The independent effects of speed and propulsive force on joint power generation in walking.

Walking speed is modulated using propulsive forces (F) during push-off and both preferred speed and F decrease with aging. However, even prior to walking slower, reduced F may be accompanied by potentially unfavorable changes in joint power generation. For example, compared to young adults, older adults exhibit a redistribution of mechanical power generation from the propulsive plantarflexor muscles to more proximal muscles acting across the knee and hip. Here, we used visual biofeedback based on real-time F measurements to decouple and investigate the interaction between joint-level coordination, whole-body F, and walking speed. 12 healthy young subjects walked on a dual-belt instrumented treadmill at a range of speeds (0.9-1.3m/s).
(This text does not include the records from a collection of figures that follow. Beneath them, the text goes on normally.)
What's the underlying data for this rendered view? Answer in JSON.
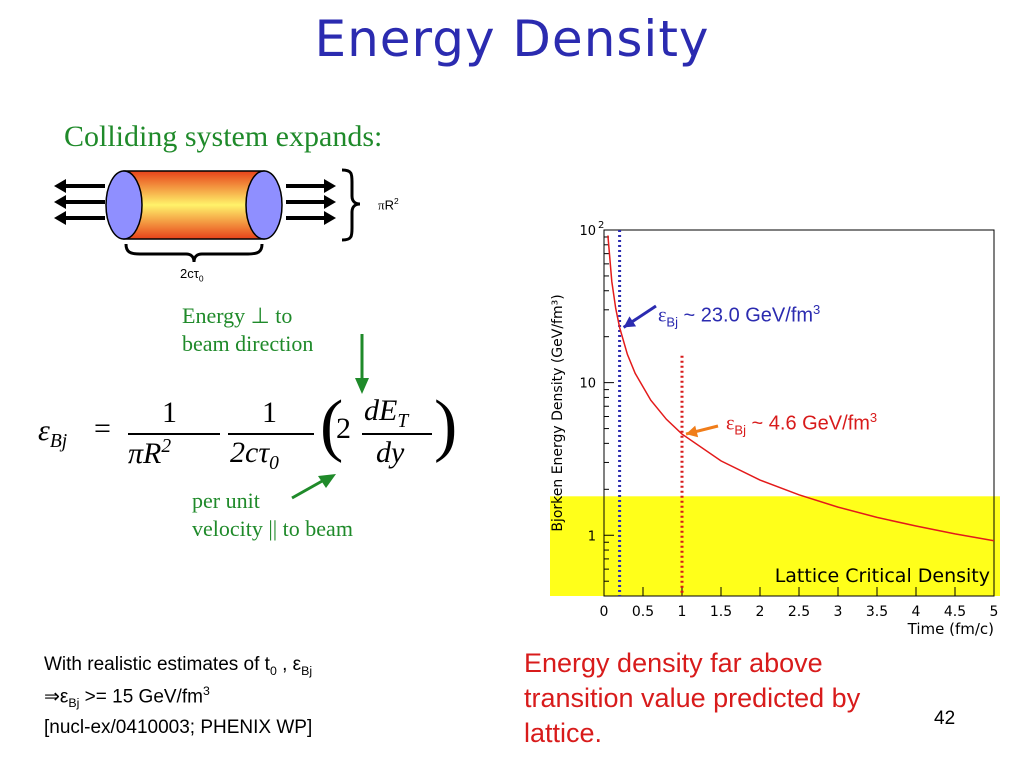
{
  "slide": {
    "title": "Energy Density",
    "page_number": "42"
  },
  "diagram": {
    "heading": "Colliding system expands:",
    "radius_label_pi": "π",
    "radius_label_r": "R",
    "radius_label_exp": "2",
    "length_label_prefix": "2cτ",
    "length_label_sub": "0",
    "energy_note_line1": "Energy ⊥ to",
    "energy_note_line2": "beam direction",
    "velocity_note_line1": "per unit",
    "velocity_note_line2": "velocity || to beam"
  },
  "formula": {
    "lhs": "ε",
    "lhs_sub": "Bj",
    "equals": "=",
    "num1": "1",
    "den1_pi": "π",
    "den1_r": "R",
    "den1_exp": "2",
    "num2": "1",
    "den2": "2cτ",
    "den2_sub": "0",
    "paren_coef": "2",
    "dE": "dE",
    "dE_sub": "T",
    "dy": "dy"
  },
  "notes": {
    "line1_text": "With realistic estimates of t",
    "line1_sub": "0",
    "line1_mid": " , ε",
    "line1_sub2": "Bj",
    "line2_arrow": "⇒ε",
    "line2_sub": "Bj",
    "line2_rest": " >= 15 GeV/fm",
    "line2_sup": "3",
    "line3": "[nucl-ex/0410003; PHENIX WP]"
  },
  "conclusion": {
    "line1": "Energy density far above",
    "line2": "transition value predicted by",
    "line3": "lattice."
  },
  "chart_data": {
    "type": "line",
    "xlabel": "Time (fm/c)",
    "ylabel": "Bjorken Energy Density (GeV/fm³)",
    "x_ticks": [
      "0",
      "0.5",
      "1",
      "1.5",
      "2",
      "2.5",
      "3",
      "3.5",
      "4",
      "4.5",
      "5"
    ],
    "y_ticks": [
      {
        "base": "1",
        "exp": ""
      },
      {
        "base": "10",
        "exp": ""
      },
      {
        "base": "10",
        "exp": "2"
      }
    ],
    "xlim": [
      0,
      5
    ],
    "ylim": [
      0.4,
      100
    ],
    "y_scale": "log",
    "series": [
      {
        "x": [
          0.05,
          0.1,
          0.15,
          0.2,
          0.3,
          0.4,
          0.6,
          0.8,
          1.0,
          1.5,
          2.0,
          2.5,
          3.0,
          3.5,
          4.0,
          4.5,
          5.0
        ],
        "y": [
          92,
          46,
          30.7,
          23.0,
          15.3,
          11.5,
          7.67,
          5.75,
          4.6,
          3.07,
          2.3,
          1.84,
          1.53,
          1.31,
          1.15,
          1.02,
          0.92
        ]
      }
    ],
    "critical_band": {
      "y_from": 0.4,
      "y_to": 1.8,
      "label": "Lattice Critical Density"
    },
    "vlines": [
      {
        "x": 0.2,
        "style": "dotted",
        "color": "#2b2bb0"
      },
      {
        "x": 1.0,
        "style": "dotted",
        "color": "#d81b1b"
      }
    ],
    "annotations": [
      {
        "eps": "ε",
        "sub": "Bj",
        "text": " ~  23.0 GeV/fm",
        "sup": "3",
        "color": "#2b2bb0"
      },
      {
        "eps": "ε",
        "sub": "Bj",
        "text": " ~ 4.6 GeV/fm",
        "sup": "3",
        "color": "#d81b1b"
      }
    ]
  }
}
We immediately calculated the average F from each speed. Subjects then walked at 1.3m/s while completing a series of biofeedback trials with instructions to match their instantaneous F to their averaged F from slower speeds. Walking slower decreased F and total positive joint work with little effect on relative joint-level contributions. Conversely, subjects walked at a constant speed with reduced F, not by reducing total positive joint work, but by redistributing the mechanical demands of each step from the plantarflexor muscles during push-off to more proximal leg muscles during single support. Interestingly, these naturally emergent joint- and limb-level biomechanical changes, in the absence of neuromuscular constraints, resemble those due to aging. Our findings provide important reference data to understand the presumably complex interactions between joint power generation, whole-body F, and walking speed in our aging population.